Accurate and long-term forecasting could enable the early prediction of labour in pregnant women in these countries. Achieving such a goal can help to overcome the lack of an adequate healthcare system [1] and thus reduce the infant and maternal mortality rates. This is why this study, as the first in a series of others yet to come, examined this subject. The results of this first work, which focused on the most efficient method of the RNN architecture for this signal, are encouraging.

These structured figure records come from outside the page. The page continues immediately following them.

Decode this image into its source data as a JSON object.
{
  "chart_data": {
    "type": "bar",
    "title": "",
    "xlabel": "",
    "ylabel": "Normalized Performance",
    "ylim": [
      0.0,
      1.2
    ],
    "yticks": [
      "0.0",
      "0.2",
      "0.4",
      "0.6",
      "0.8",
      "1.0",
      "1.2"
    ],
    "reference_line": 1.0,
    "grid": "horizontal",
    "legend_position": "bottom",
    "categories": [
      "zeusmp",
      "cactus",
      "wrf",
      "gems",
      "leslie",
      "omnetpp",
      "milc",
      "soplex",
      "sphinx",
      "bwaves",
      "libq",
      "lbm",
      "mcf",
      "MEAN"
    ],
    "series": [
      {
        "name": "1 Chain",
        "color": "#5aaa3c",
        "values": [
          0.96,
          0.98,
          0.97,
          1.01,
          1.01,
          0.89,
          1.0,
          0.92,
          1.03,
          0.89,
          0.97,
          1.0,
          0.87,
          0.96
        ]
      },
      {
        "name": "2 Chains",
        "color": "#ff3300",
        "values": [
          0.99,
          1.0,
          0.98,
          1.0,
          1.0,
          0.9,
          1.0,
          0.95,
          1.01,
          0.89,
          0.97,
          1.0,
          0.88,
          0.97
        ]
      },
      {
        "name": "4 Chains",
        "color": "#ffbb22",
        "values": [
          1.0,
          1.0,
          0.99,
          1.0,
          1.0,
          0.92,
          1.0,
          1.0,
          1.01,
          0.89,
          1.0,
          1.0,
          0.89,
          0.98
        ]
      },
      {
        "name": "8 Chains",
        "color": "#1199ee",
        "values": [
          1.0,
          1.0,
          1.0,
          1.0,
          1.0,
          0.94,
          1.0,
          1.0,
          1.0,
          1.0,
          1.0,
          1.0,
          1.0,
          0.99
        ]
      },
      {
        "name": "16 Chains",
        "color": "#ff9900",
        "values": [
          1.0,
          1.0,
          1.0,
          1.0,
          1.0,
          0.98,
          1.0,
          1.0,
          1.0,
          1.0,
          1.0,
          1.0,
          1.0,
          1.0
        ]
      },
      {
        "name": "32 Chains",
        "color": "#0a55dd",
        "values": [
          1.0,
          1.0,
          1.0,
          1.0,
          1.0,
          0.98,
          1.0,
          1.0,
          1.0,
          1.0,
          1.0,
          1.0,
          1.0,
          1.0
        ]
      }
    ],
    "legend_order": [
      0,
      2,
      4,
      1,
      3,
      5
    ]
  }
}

As one can see, this is a preliminary work that may be affected by problems due to possible data overfitting. To avoid these drawbacks and obtain a better forecasting horizon (e.g., 1 h), our future work will focus on different aspects. Other versions of this method, as well as other architectures [20], will be applied to the EHG signal. This will help us to determine whether there an improvement in the forecasting performance can be obtained using the same data size. Another approach will be the integration of the trend and multifractality parameters of the EHG signal in forecasting, as proposed in [21,22], with the best results in the literature currently based on crude oil price forecasting. The implementation of our own EHG signal acquisition system, with the possibility of larger data sizes, is also a solution approach whose feasibility should be investigated.

7. Conclusions

In this study, we prototyped the forecasting of EHG signals for the purpose of labour prediction, as previously performed from the perspective of categorization. The N-BEATS model, which is based on a long short-term memory architecture, was recommended as one of the best models currently available in the other domains. The findings indicated that EHG signal recordings longer than 30 min, with the appropriate sample rate, are required for improved forecasting, which can result in a considerably earlier prediction of the labour contractions of the pregnant woman. Uterine contraction classification, following EHG signal forecasting, has been performed with an accuracy of 99%. This is one of the best classification performance accuracies based on the use of a good number of features. We believe that this hybrid model can enable the clinical application of labour prediction techniques. Future research will determine the appropriate recording time and sampling frequency required to achieve a given prediction goal. The other challenge is to study the applicability of other models used in the health domain to EHG signals and their comparison to N-BEATS signals. Our work indicates the importance of building larger datasets with longer recording times for hourly predictions and forecasting in future work. Additionally, it also suggests the importance of ensuring an increase in the forecasting horizon for timely labour predictions, resulting in efficient labour management.